FURCHE: Ist Ihr Programm aussagekräftig für das Geschehen am ungarischen Buchmarkt?

HAAS: Freilich gibt es alle möglichen Verlage, die ein umfassendes Angebot bieten, doch ist wertvolle Literatur heute weit weniger gefragt, als zum Beispiel Ratgeber zum Aktiengeschäft, zum Kochen, zur Gesundheit et cetera oder auch pornographische Literatur.

FURCHE: Wie sind die Existenzbedingungen für Ihren Verlag und wie sehen Sie die Lage dieses Wirtschaftszweiges insgesamt?

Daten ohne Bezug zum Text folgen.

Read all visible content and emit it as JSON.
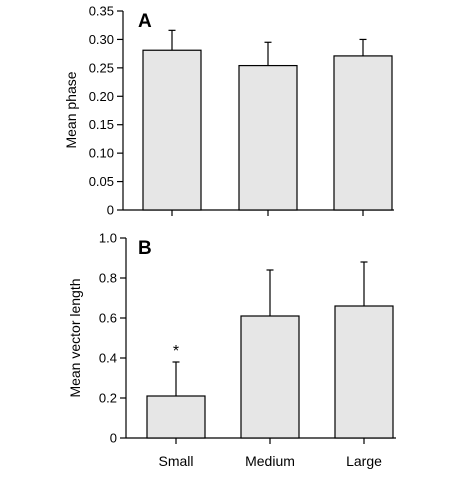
{
  "chart_data": [
    {
      "type": "bar",
      "panel_label": "A",
      "ylabel": "Mean phase",
      "ylim": [
        0,
        0.35
      ],
      "yticks": [
        0,
        0.05,
        0.1,
        0.15,
        0.2,
        0.25,
        0.3,
        0.35
      ],
      "ytick_labels": [
        "0",
        "0.05",
        "0.10",
        "0.15",
        "0.20",
        "0.25",
        "0.30",
        "0.35"
      ],
      "categories": [
        "Small",
        "Medium",
        "Large"
      ],
      "values": [
        0.281,
        0.254,
        0.271
      ],
      "error_upper": [
        0.316,
        0.295,
        0.3
      ],
      "annotations": [
        "",
        "",
        ""
      ],
      "bar_fill": "#e6e6e6",
      "show_category_labels": false
    },
    {
      "type": "bar",
      "panel_label": "B",
      "ylabel": "Mean vector length",
      "ylim": [
        0,
        1.0
      ],
      "yticks": [
        0,
        0.2,
        0.4,
        0.6,
        0.8,
        1.0
      ],
      "ytick_labels": [
        "0",
        "0.2",
        "0.4",
        "0.6",
        "0.8",
        "1.0"
      ],
      "categories": [
        "Small",
        "Medium",
        "Large"
      ],
      "values": [
        0.21,
        0.61,
        0.66
      ],
      "error_upper": [
        0.38,
        0.84,
        0.88
      ],
      "annotations": [
        "*",
        "",
        ""
      ],
      "bar_fill": "#e6e6e6",
      "show_category_labels": true
    }
  ]
}
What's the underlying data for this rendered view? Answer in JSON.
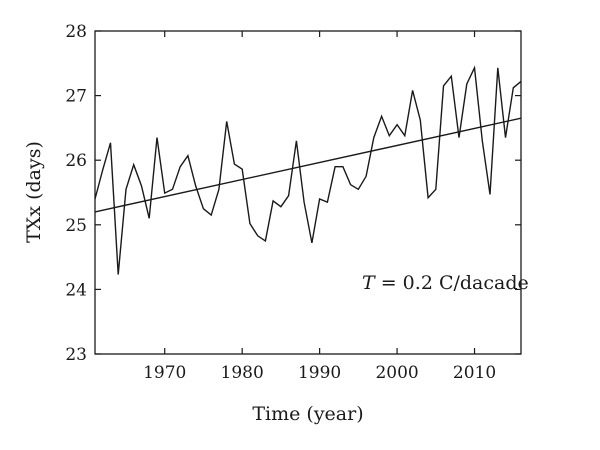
{
  "chart_data": {
    "type": "line",
    "title": "",
    "xlabel": "Time (year)",
    "ylabel": "TXx (days)",
    "xlim": [
      1961,
      2016
    ],
    "ylim": [
      23,
      28
    ],
    "xticks": [
      1970,
      1980,
      1990,
      2000,
      2010
    ],
    "yticks": [
      23,
      24,
      25,
      26,
      27,
      28
    ],
    "grid": false,
    "annotation": {
      "var": "T",
      "text": " = 0.2 C/dacade"
    },
    "series": [
      {
        "x": [
          1961,
          1962,
          1963,
          1964,
          1965,
          1966,
          1967,
          1968,
          1969,
          1970,
          1971,
          1972,
          1973,
          1974,
          1975,
          1976,
          1977,
          1978,
          1979,
          1980,
          1981,
          1982,
          1983,
          1984,
          1985,
          1986,
          1987,
          1988,
          1989,
          1990,
          1991,
          1992,
          1993,
          1994,
          1995,
          1996,
          1997,
          1998,
          1999,
          2000,
          2001,
          2002,
          2003,
          2004,
          2005,
          2006,
          2007,
          2008,
          2009,
          2010,
          2011,
          2012,
          2013,
          2014,
          2015,
          2016
        ],
        "values": [
          25.4,
          25.85,
          26.27,
          24.23,
          25.55,
          25.93,
          25.6,
          25.1,
          26.35,
          25.49,
          25.55,
          25.9,
          26.07,
          25.6,
          25.25,
          25.15,
          25.55,
          26.6,
          25.94,
          25.86,
          25.02,
          24.83,
          24.75,
          25.37,
          25.28,
          25.45,
          26.3,
          25.35,
          24.72,
          25.4,
          25.35,
          25.9,
          25.9,
          25.62,
          25.55,
          25.75,
          26.35,
          26.68,
          26.38,
          26.55,
          26.38,
          27.08,
          26.62,
          25.42,
          25.55,
          27.15,
          27.3,
          26.35,
          27.18,
          27.43,
          26.3,
          25.47,
          27.43,
          26.35,
          27.12,
          27.22
        ]
      },
      {
        "x": [
          1961,
          2016
        ],
        "values": [
          25.2,
          26.65
        ]
      }
    ]
  }
}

HAAS: Kurz gesagt, schlecht. Schuld daran ist einerseits die sich verstärkende Konkurrenz durch immer mehr Verlage, andererseits sind es die veränderten politischen Rahmenbedingungen. Ab 1989 gewährte der Staat neben Zuschüssen noch eine

Steuererleichterung von 80 Prozent. Vor einiger Zeit fielen diese Begünstigungen. Mit der Privatisierung ehemals staatlicher Verlage hat sich der Staat nun gänzlich aus diesem Bereich zurückgezogen. Nachlassendes staatliches Engagement ist neben dem Kulturbereich auch im Bildungs- und Sozialwesen zu verzeichnen. Und diese negativen Tendenzen werden durch die geringe Kaufkraft der Menschen (mit einem Durchschnittsgehalt sind Bücher kaum erschwinglich) verstärkt. Die Statistik zeigt, wie sich das auf die Verlagsbranche insgesamt auswirkt:

1989 haben 40 Verlage 7.600 Titel mit einer Gesamtauflage von 108 Millionen Büchern produziert. 1992 bestanden 1.000 Verlage (600 arbeiteten kontinuierlich), die 7.700 Titel, aber nur mehr 80 Millionen Exemplare auf den Markt brachten. Eine Ausnahme waren die 113 Millionen von 1990. Sie sind auf das Erscheinen zahlreicher Geschichtsbücher, betreffend die Jahrzehnte der KP-Herrschaft, zurückzuführen.

Meiner Meinung nach gibt es in Ungarn zwei Verlagsgruppen: die neuentstandenen und die Nachfolger der ehemaligen Staatsverlage. Letztere sind zwar steuerrechtlich gleichgestellt, haben aber den Vorsprung der Erfahrungen und bestehender Strukturen.

FURCHE: Die Veranstalter der Triestiner Buchmesse „Librografica " haben sich zum Ziel gesetzt, zwischen west- und osteuropäischen Verlagen und verwandten Produktionsbereichen (Druckerei, Graphik) zu vermitteln. Informationen über Neuerscheinungen, Nachfrage, Übersetzungsmöglichkeiten sollen ausgetauscht, Handel und Zusammenarbeit intensiviert werden. Was erwarten Sie sich von einer Ost-West-Kooperation?

HAAS: Was die ungarischen Verlage brauchen, ist Geld und Know-How über die Marktmechanismen. Das würde auch die Publikation wertvoller Literatur erleichtern und den kulturellen Pluralismus in Ungarn sichern helfen.

FURCHE: Welche Erfahrungen mit ausländischen Investitionen gibt es in Ungarn?

HAAS: Westliche Finanziers haben sich am Zeitungsmarkt eingekauft. Ihr Ziel, schnell Gewinn zu machen, wurde aber nicht erreicht, denn die Werbeausgaben der Unternehmen sind noch sehr gering. Im Buchsektor sind mir keine ausländischen Investitionen bekannt.

Das Gespräch mit Dr. Märta Haas führte Günther Guggenberger.